Si la question des destructions d'emplois par des robots revient régulièrement dans des études, c'est que la robotique est sur le point d'investir tous les secteurs d’activité.

A terme, nous devrons travailler en compagnie de robots.
A terme, nous devrons travailler en compagnie de robots. © AFP / Silas Stein / DPA

On les appelle les "robots compagnons", ces robots qui jusqu'à présent figuraient sur les chaînes d'assemblage de l'industrie. Petit à petit, ils vont aussi s'immiscer dans tous les métiers de service, les commerces, les transports et les maisons de retraite : les besoins d'aide à la personne vont décupler dans les quinze prochaines années. "On peut alléger le quotidien des personnels déjà surchargés de travail", explique Sylvie Peuch, qui a développé un robot compagnon en partenariat avec des maisons de retraite.

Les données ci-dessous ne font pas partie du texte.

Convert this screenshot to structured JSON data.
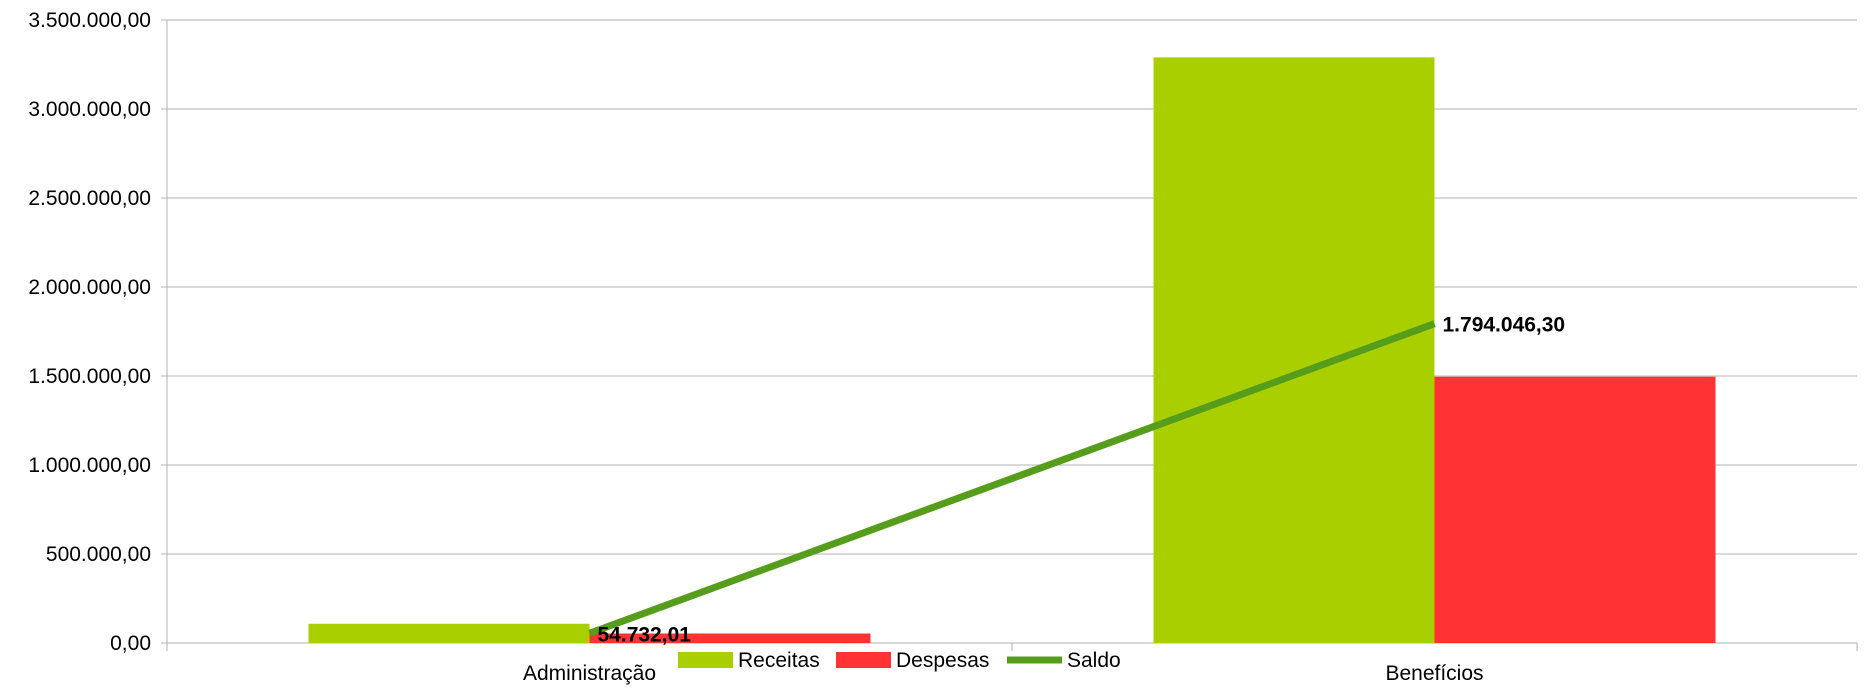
{
  "chart_data": {
    "type": "bar",
    "title": "",
    "xlabel": "",
    "ylabel": "",
    "categories": [
      "Administração",
      "Benefícios"
    ],
    "series": [
      {
        "name": "Receitas",
        "type": "bar",
        "color": "#aacf00",
        "values": [
          108000,
          3290000
        ]
      },
      {
        "name": "Despesas",
        "type": "bar",
        "color": "#ff3333",
        "values": [
          53300,
          1496000
        ]
      },
      {
        "name": "Saldo",
        "type": "line",
        "color": "#579d1c",
        "values": [
          54732.01,
          1794046.3
        ],
        "data_labels": [
          "54.732,01",
          "1.794.046,30"
        ]
      }
    ],
    "ylim": [
      0,
      3500000
    ],
    "y_ticks": [
      0,
      500000,
      1000000,
      1500000,
      2000000,
      2500000,
      3000000,
      3500000
    ],
    "y_tick_labels": [
      "0,00",
      "500.000,00",
      "1.000.000,00",
      "1.500.000,00",
      "2.000.000,00",
      "2.500.000,00",
      "3.000.000,00",
      "3.500.000,00"
    ],
    "grid": true,
    "legend_position": "bottom"
  }
}
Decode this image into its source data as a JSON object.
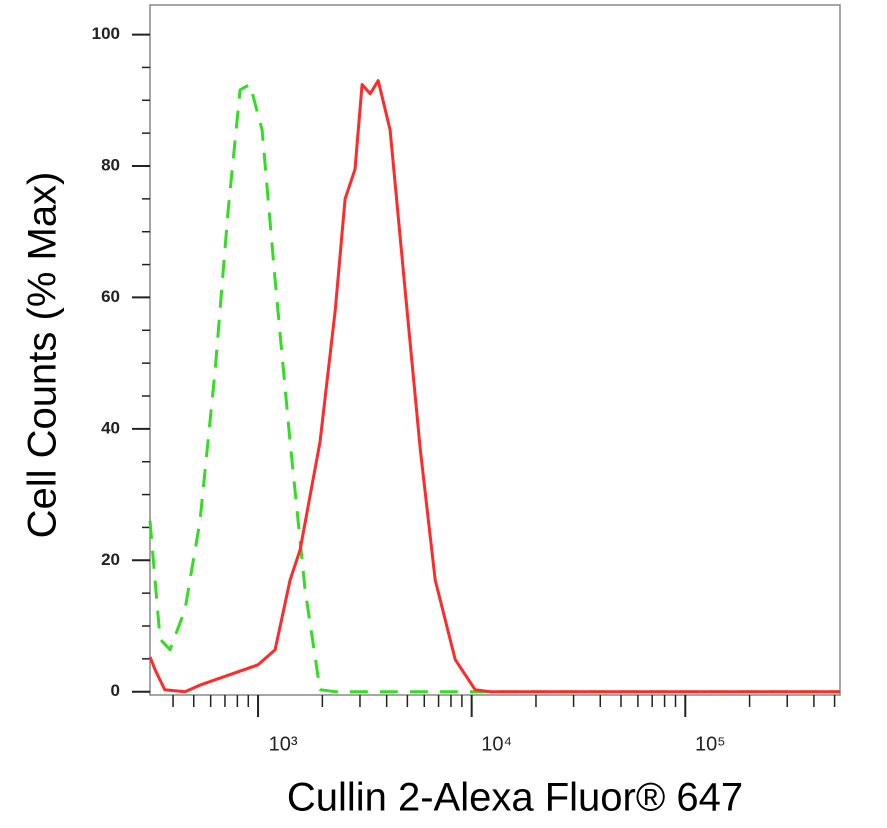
{
  "chart_data": {
    "type": "line",
    "y_label": "Cell Counts (% Max)",
    "x_label": "Cullin 2-Alexa Fluor® 647",
    "x_scale": "log",
    "xlim": [
      312,
      530000
    ],
    "ylim": [
      -0.5,
      104.5
    ],
    "xticks": [
      {
        "value": 1000,
        "label": "10³"
      },
      {
        "value": 10000,
        "label": "10⁴"
      },
      {
        "value": 100000,
        "label": "10⁵"
      }
    ],
    "x_minor_ticks": [
      400,
      500,
      600,
      700,
      800,
      900,
      2000,
      3000,
      4000,
      5000,
      6000,
      7000,
      8000,
      9000,
      20000,
      30000,
      40000,
      50000,
      60000,
      70000,
      80000,
      90000,
      200000,
      300000,
      400000,
      500000
    ],
    "yticks": [
      0,
      20,
      40,
      60,
      80,
      100
    ],
    "y_minor_ticks": [
      5,
      10,
      15,
      25,
      30,
      35,
      45,
      50,
      55,
      65,
      70,
      75,
      85,
      90,
      95
    ],
    "grid": false,
    "series": [
      {
        "color": "#ff2a2a",
        "dash": false,
        "x": [
          312,
          330,
          366,
          455,
          535,
          740,
          1000,
          1202,
          1413,
          1574,
          1950,
          2296,
          2555,
          2844,
          3069,
          3349,
          3652,
          4150,
          4884,
          5742,
          6747,
          8370,
          10380,
          12210,
          530000
        ],
        "values": [
          5.3,
          3.3,
          0.3,
          0,
          1,
          2.6,
          4.1,
          6.4,
          17,
          21.6,
          38,
          58,
          75,
          79.5,
          92.4,
          91,
          93,
          85.5,
          61,
          37,
          17,
          4.9,
          0.3,
          0,
          0
        ]
      },
      {
        "color": "#33dd22",
        "dash": true,
        "x": [
          312,
          348,
          387,
          455,
          535,
          630,
          723,
          824,
          917,
          1044,
          1202,
          1413,
          1660,
          1950,
          2296,
          530000
        ],
        "values": [
          26,
          8,
          6.4,
          12.5,
          26,
          49,
          73,
          91.6,
          92.4,
          85.5,
          62.7,
          38,
          15.5,
          0.3,
          0,
          0
        ]
      }
    ]
  }
}
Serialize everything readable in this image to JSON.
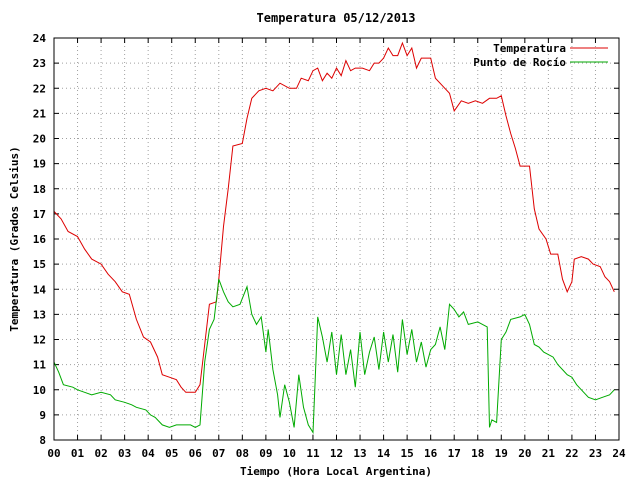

Changement de décor : le premier robot pompier vient d'intégrer la brigade des pompiers de Paris. Il est capable d'intervenir à distance et dans toutes les situations, selon Ciyril Kabbara, de la startup Shark Robotics. Le Colossius est capable d'éteindre des débuts d'incendie, de détecter des gaz toxiques ou des substances radioactives et de repérer une zone en la photographiant.

Travailler avec les robots ?

La liste des métiers qui risque de disparaître avec la robotisation et l'intelligence artificielle est impressionnante, car elle concerne en réalité tous les métiers y compris les plus qualifiés, à condition que les tâches réalisées soient répétitives. Cela va donc de la radiologie au nettoyage industriel en passant par la comptabilité et l'audit financier ou juridique, qui seront automatisés dans les années à venir.

Selon le ministère du Travail aux Etats-Unis, dans quinze ans "65% des écoliers d'aujourd'hui pratiqueront, une fois diplômés, des métiers qui n'ont même pas encore été inventés". La question induit donc un véritable enjeu de formation : "La robotisation pourrait être aux cols blancs ce que la mondialisation a été aux cols bleus", selon Hakim El Karoui du cabinet Roland Berger. A défaut d'être remplacés par des robots au travail (selon l'OCDE seuls 9% des emplois sont vraiment menacés pour les 20 prochaines années), nous serons quasi-obligés de les fréquenter, et d'interagir et travailler avec eux.